Published: Wed, 07 Mar 2018
Chief Constable of Avon and Somerset Constabulary v Shimmen (1986) 84 Cr App R 7
Recklessness in the case of mistaken discounting of risk
The defendant was spending time with four of his friends outside a shop in a generally jovial atmosphere. At one stage, the appellant was pushed by one of his friends which caused him to flail his arms and legs, but did he did not hit anyone or anything. This prompted the discussion to evolve to the point that the defendant felt compelled to demonstrate his martial arts abilities to his friends. This involved kicking in the direction of a window in order to demonstrate the level of his control and martial arts skill. However, the defendant’s control was not as advanced as he believed and he broke the window.
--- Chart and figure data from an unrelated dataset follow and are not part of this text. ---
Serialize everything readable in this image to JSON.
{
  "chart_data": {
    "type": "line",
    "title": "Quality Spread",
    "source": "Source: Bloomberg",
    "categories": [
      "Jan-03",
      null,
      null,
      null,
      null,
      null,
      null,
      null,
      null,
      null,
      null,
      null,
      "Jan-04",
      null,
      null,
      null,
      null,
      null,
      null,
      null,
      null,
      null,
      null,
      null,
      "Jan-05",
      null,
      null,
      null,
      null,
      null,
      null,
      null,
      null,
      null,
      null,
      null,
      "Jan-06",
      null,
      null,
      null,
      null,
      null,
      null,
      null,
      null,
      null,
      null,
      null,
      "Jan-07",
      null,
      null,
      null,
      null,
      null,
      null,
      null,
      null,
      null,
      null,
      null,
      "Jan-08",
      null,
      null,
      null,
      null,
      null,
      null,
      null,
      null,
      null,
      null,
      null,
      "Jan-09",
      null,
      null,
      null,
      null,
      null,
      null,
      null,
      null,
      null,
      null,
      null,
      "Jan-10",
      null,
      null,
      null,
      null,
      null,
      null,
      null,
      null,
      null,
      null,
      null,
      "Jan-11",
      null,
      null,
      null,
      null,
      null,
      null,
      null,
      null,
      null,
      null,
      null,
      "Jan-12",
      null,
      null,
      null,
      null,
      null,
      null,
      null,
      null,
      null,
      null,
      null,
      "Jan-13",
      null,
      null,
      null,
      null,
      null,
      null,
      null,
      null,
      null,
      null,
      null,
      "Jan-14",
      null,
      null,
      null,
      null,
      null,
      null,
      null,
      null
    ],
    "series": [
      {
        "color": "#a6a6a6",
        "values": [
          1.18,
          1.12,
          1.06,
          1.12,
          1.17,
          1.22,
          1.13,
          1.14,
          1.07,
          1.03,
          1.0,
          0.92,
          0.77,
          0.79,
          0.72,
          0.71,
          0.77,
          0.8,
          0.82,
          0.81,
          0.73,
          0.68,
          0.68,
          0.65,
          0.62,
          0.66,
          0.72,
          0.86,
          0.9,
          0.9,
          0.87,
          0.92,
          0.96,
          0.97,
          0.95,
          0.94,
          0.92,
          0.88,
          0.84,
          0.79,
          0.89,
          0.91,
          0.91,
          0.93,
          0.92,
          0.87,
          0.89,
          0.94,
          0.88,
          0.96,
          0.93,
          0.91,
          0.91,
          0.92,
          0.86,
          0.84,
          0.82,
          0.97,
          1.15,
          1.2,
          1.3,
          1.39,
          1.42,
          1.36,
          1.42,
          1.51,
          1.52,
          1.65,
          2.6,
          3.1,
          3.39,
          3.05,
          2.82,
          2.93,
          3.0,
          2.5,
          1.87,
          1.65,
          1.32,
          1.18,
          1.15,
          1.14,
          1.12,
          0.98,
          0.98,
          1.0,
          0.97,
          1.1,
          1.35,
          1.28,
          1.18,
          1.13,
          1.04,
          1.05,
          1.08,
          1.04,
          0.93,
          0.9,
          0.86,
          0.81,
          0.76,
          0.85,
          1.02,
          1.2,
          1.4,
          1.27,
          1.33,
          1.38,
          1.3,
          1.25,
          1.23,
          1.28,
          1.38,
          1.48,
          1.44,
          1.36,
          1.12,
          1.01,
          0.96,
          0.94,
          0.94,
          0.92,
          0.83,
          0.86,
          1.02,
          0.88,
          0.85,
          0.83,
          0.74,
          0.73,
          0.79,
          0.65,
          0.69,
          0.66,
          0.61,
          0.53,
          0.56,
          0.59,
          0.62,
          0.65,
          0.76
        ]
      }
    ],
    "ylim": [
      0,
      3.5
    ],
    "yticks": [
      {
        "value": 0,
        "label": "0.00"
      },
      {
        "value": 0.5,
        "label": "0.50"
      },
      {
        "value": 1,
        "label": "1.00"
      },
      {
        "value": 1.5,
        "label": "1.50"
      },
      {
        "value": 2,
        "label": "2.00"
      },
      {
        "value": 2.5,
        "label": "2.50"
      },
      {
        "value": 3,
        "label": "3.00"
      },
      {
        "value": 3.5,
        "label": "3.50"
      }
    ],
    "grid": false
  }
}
The defendant was prosecuted and convicted under s.1 of the Criminal Damage Act 1971. It was accepted by the partied that the defendant had no intention to break the window, but he was prosecuted under the recklessness limb of that section. The defendant’s defence had been that he was certain that no risk was involved due to his advanced martial arts skills and that he was therefore not reckless.
Is a defendant who acted under a mistaken belief as to risk objectively reckless as to the consequences of his actions and therefore guilty of an offence under s.1 CDA 1971.
A defendant who acted upon a mistaken assessment of risk could still be reckless for the purposes of s.1 CDA 1971 where he still allowed for a degree of risk and acted anyway. However, a defendant who was convinced of zero risk would potentially not be objectively reckless because he has neither failed to consider the risk nor consciously run a degree of risk). Since this was not the case in this instance, the case was remitted to the Magistrates with a direction to convict.